La situación actual de la dolarización es notablemente inferior a los niveles previos a las elecciones de 2025, cuando las compras de divisas superaron los US$ 9.000 millones en conjunto durante septiembre y octubre. En esos meses, la incertidumbre electoral llevó a picos de hasta US$ 5.080 millones en un solo mes. La tendencia al alza en la compra de dólares comenzó tras el levantamiento parcial del cepo en abril de 2025 y se consolidó durante el año, que cerró con un récord de US$ 32.340 millones en formación de activos externos, el mayor volumen desde 2003. Esto indica que los ahorristas argentinos continúan buscando refugio en el dólar, a pesar de la disminución del tipo de cambio.

En cuanto a las cuentas externas, en febrero se registró un superávit comercial de US$ 1.959 millones, pero la cuenta corriente cambiaria mostró un déficit de US$ 115 millones. Este déficit se debe principalmente a pagos de intereses de deuda que alcanzaron los US$ 1.225 millones y giros de utilidades al exterior. A pesar de este déficit, las reservas del Banco Central crecieron en US$ 1.063 millones durante el mes, impulsadas por compras en el mercado de cambios, la valorización de activos y emisiones del Tesoro, aunque estos aumentos fueron parcialmente compensados por pagos al FMI y otros egresos financieros.

Para los inversores, la creciente dolarización puede tener implicancias significativas. La presión sobre el tipo de cambio podría aumentar si la demanda de dólares sigue en ascenso, lo que podría llevar a un ajuste en las políticas monetarias del Banco Central. Además, el superávit comercial, aunque positivo, no es suficiente para cubrir los pagos de intereses y utilidades, lo que podría generar preocupaciones sobre la sostenibilidad de las reservas en el futuro. Los inversores deben estar atentos a cómo el Banco Central maneja la situación cambiaria y si se implementan nuevas medidas para controlar la demanda de divisas.

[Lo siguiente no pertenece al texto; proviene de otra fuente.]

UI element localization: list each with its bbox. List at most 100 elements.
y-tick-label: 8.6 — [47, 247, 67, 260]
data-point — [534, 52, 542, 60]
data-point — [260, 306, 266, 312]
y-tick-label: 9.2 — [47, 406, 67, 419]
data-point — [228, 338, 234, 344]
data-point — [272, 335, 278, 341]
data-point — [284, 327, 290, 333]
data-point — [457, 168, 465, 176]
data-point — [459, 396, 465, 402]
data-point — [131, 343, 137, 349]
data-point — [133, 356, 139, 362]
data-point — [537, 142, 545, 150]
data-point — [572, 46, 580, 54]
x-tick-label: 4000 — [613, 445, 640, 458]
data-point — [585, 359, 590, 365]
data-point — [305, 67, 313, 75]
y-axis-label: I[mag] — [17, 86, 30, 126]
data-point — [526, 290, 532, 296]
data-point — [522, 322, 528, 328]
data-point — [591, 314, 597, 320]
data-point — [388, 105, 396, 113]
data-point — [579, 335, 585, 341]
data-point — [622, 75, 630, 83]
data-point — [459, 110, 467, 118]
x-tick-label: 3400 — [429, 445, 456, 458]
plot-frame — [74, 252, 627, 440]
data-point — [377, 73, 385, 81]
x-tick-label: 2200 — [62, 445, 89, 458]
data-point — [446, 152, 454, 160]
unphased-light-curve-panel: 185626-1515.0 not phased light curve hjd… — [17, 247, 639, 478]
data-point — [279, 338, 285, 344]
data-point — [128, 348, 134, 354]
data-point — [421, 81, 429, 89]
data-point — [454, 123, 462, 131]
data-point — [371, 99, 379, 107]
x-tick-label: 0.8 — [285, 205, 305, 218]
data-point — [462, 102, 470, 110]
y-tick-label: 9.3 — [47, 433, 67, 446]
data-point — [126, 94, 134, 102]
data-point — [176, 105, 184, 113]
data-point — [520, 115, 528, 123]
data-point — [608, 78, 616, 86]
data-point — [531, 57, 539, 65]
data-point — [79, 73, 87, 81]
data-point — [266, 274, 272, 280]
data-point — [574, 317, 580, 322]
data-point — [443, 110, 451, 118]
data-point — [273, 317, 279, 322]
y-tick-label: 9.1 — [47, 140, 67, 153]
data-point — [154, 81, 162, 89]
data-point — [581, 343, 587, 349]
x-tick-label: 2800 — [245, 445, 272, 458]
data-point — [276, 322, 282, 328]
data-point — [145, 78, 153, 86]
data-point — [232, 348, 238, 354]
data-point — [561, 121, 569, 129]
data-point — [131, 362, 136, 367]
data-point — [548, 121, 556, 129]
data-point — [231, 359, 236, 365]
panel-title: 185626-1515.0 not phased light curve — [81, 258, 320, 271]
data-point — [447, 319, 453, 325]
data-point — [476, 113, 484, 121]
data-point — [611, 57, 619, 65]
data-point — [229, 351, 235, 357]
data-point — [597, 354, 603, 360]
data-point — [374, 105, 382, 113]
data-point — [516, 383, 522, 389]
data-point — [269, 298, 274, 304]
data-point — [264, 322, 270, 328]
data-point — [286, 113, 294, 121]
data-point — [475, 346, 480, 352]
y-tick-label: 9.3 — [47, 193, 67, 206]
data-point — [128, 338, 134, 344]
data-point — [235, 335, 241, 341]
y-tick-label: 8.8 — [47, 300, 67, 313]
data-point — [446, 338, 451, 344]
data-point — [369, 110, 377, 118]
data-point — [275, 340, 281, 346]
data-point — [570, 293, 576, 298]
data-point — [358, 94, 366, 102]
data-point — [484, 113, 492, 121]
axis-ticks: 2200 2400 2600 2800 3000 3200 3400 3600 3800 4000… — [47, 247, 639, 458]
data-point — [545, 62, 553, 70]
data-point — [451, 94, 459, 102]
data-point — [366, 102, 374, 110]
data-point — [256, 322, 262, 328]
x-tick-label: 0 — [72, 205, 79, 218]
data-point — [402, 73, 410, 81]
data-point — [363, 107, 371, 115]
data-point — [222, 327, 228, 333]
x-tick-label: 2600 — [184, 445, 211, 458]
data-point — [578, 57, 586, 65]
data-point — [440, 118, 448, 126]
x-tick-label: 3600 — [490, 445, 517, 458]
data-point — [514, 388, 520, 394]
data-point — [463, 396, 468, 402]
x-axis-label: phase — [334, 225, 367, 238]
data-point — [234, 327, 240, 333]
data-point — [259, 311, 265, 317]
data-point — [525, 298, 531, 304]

Mirando hacia el futuro, es crucial observar cómo se desarrollan las políticas económicas del nuevo gobierno y su impacto en la estabilidad cambiaria. La próxima reunión del Banco Central, programada para el mes de abril, podría ser un punto de inflexión si se deciden ajustes en las tasas de interés o en las regulaciones sobre la compra de dólares. Además, la evolución de la inflación, que pasó del 2,5% al 2,9% en el último mes, será un indicador clave a seguir, ya que podría influir en la percepción de los ahorristas y su decisión de continuar dolarizando sus ahorros.